L’imagination

À quoi ça sert ?
L’imagination n’est pas liée à une aptitude plus ou moins grande : l’imagination s’enseigne comme la mémorisation, la réflexion.
Pour imaginer, il faut avoir quelque chose à percevoir à l’extérieur de soi. Ensuite, on le fait exister dans sa tête, en le reproduisant telle qu’il est dans la réalité, puis on le transforme, le modifie, l’associe avec autre chose afin de créer du nouveau, du personnel : un principe, une idée, un objet, une chose qui a une utilité, ou encore une forme artistique.

Le seul individu qui ne pourrait imaginer serait un individu sur une île déserte, véritable caillou, où ne se trouverait absolument rien ( même pas ce caillou) à percevoir, pas le moindre objet à saisir par ses cinq sens. A partir de n’importe quel objet, à partir de n’importe quelle perception, tout un chacun peut exercer son imagination.
Un exemple concret : En stage, je propose à des étudiants ou à des cadres d’entreprise, comme premier travail sur l’imagination, de transformer une bouteille d’eau minérale en plastique. Je la pose face à eux. Je leur demande dans un premier temps de la mémoriser le plus précisément possible: la forme, les rainures.
Puis je cache la bouteille et leur dis : » Vous en avez vu des milliers semblables, vous avez touché celle-ci, vous vous l’êtes décrite en parlant, vous l’avez dessinée ou photographiée mentalement. Je voudrais maintenant que vous transformiez l’image de cette bouteille que vous avez dans la tête. Vous allez la laisser se modifier pour obtenir quelque chose d’autre, qui existe ou qui n’existe pas – et cela peut n’avoir plus aucun rapport avec la bouteille, prendre toute forme ou toute fonction autre que celle d’un récipient. Le résultat est souvent décevant. La plupart des stagiaires font d’infimes transformations. Il ne touchent pas au principe du récipient, ils améliorent la bouteille. Les uns trouvent que le plastique n’est pas très pratique pour servir de l’eau, alors ils ajoutent une poignée à la bouteille ou changent simplement sa forme. D’autres obtiennent des modifications par association d’idées et, pensant au flacon faisant office d’huilier et de vinaigrier, ils séparent la bouteille en deux et ajoutent un bec verseur à la bouteille : une partie pour l’eau, l’autre pour du sirop…
D’autres vont plus loin dans la transformation : la bouteille cesse d’être un récipient, elle devient un objet qui garde vaguement la forme d’origine : une fusée, un obus. Certains encore bougent la position de la bouteille dans leur tête et arrivent à des transformations moins classiques et se servant des rainures de la bouteille imaginent une piste de bobsleigh.

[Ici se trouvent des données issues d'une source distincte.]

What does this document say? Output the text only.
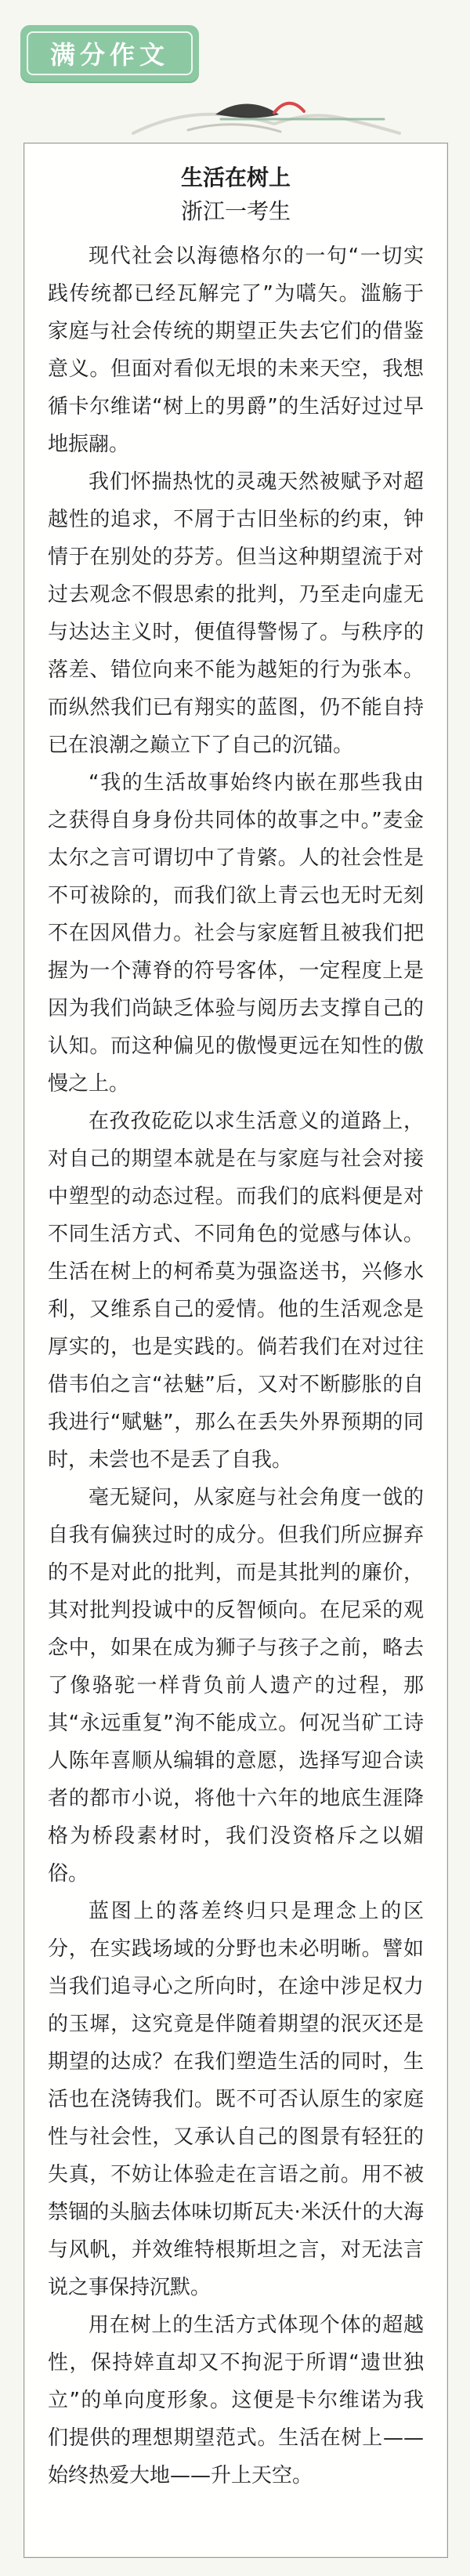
满分作文
生活在树上
浙江一考生

现代社会以海德格尔的一句“一切实践传统都已经瓦解完了”为嚆矢。滥觞于家庭与社会传统的期望正失去它们的借鉴意义。但面对看似无垠的未来天空，我想循卡尔维诺“树上的男爵”的生活好过过早地振翮。

我们怀揣热忱的灵魂天然被赋予对超越性的追求，不屑于古旧坐标的约束，钟情于在别处的芬芳。但当这种期望流于对过去观念不假思索的批判，乃至走向虚无与达达主义时，便值得警惕了。与秩序的落差、错位向来不能为越矩的行为张本。而纵然我们已有翔实的蓝图，仍不能自持已在浪潮之巅立下了自己的沉锚。

“我的生活故事始终内嵌在那些我由之获得自身身份共同体的故事之中。”麦金太尔之言可谓切中了肯綮。人的社会性是不可祓除的，而我们欲上青云也无时无刻不在因风借力。社会与家庭暂且被我们把握为一个薄脊的符号客体，一定程度上是因为我们尚缺乏体验与阅历去支撑自己的认知。而这种偏见的傲慢更远在知性的傲慢之上。

在孜孜矻矻以求生活意义的道路上，对自己的期望本就是在与家庭与社会对接中塑型的动态过程。而我们的底料便是对不同生活方式、不同角色的觉感与体认。生活在树上的柯希莫为强盗送书，兴修水利，又维系自己的爱情。他的生活观念是厚实的，也是实践的。倘若我们在对过往借韦伯之言“祛魅”后，又对不断膨胀的自我进行“赋魅”，那么在丢失外界预期的同时，未尝也不是丢了自我。

毫无疑问，从家庭与社会角度一戗的自我有偏狭过时的成分。但我们所应摒弃的不是对此的批判，而是其批判的廉价，其对批判投诚中的反智倾向。在尼采的观念中，如果在成为狮子与孩子之前，略去了像骆驼一样背负前人遗产的过程，那其“永远重复”洵不能成立。何况当矿工诗人陈年喜顺从编辑的意愿，选择写迎合读者的都市小说，将他十六年的地底生涯降格为桥段素材时，我们没资格斥之以媚俗。

蓝图上的落差终归只是理念上的区分，在实践场域的分野也未必明晰。譬如当我们追寻心之所向时，在途中涉足权力的玉墀，这究竟是伴随着期望的泯灭还是期望的达成？在我们塑造生活的同时，生活也在浇铸我们。既不可否认原生的家庭性与社会性，又承认自己的图景有轻狂的失真，不妨让体验走在言语之前。用不被禁锢的头脑去体味切斯瓦夫·米沃什的大海与风帆，并效维特根斯坦之言，对无法言说之事保持沉默。

用在树上的生活方式体现个体的超越性，保持婞直却又不拘泥于所谓“遗世独立”的单向度形象。这便是卡尔维诺为我们提供的理想期望范式。生活在树上——始终热爱大地——升上天空。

J’ai été frappé par le peu de transformations obtenues par un groupe de médecins de l’assistance publique. Deux d’entre eux avaient coupé la bouteille en deux. Une partie servant d’entonnoir, l’autre de vase – un grand classique! Un troisième avait rapetissé la bouteille pour en faire un stylo, un autre rajoutant quelques plumets en avait fait un palmier…Bref ces médecins, plutôt brillants par ailleurs, se montraient privés de toute imagination, à l’exception d’un seul qui s’était laissé aller à un travail intéressant de sculpture. Il avait déformé le plastique, l’avait étiré jusqu’à en faire une fresque de 20 mètres de long sur 8 de large avec des courants électriques de couleurs qui passaient par les rainures de la bouteille, lesquelles avaient cessé d’être parallèles, s’entrecroisaient même à certains endroits. L’objet n’était plus un récipient, un contenant. Il avait été complètement déformé. La bouteille avait été le point de départ d’une œuvre artistique.
Comme je demandais à ce médecin quelle était sa spécialité, j’appris qu’il n’était plus en contact avec les patients, mais s’occupait depuis des années de rencontres, de congrès médicaux.
Il est fort probable que la pauvreté (apparente) d’imagination des praticiens était due à leur pratique quotidienne où leur intérêt porte sur les symptômes d’un patient afin d’identifier à quelle maladie se référer. Il s’était constitué, à leur grand désarroi – ce qu’ils m’ont avoué par la suite- une espèce de mémoire reproductrice qui ne laissait nulle place pour une mémoire transformatrice ( la seule permettant l’invention et l’imagination).
A l’inverse de l’autre stagiaire (médecin non praticien) qui lui, en habitude quotidienne, imaginait des dispositifs de communication et avait développé ainsi son imagination.
A quoi sert l’imagination ? A créer, à inventer bien sûr. Mais elle est essentielle également pour résoudre des problèmes, imaginer des scénarios alternatifs, anticiper le déroulement des actions avant leur réalisation.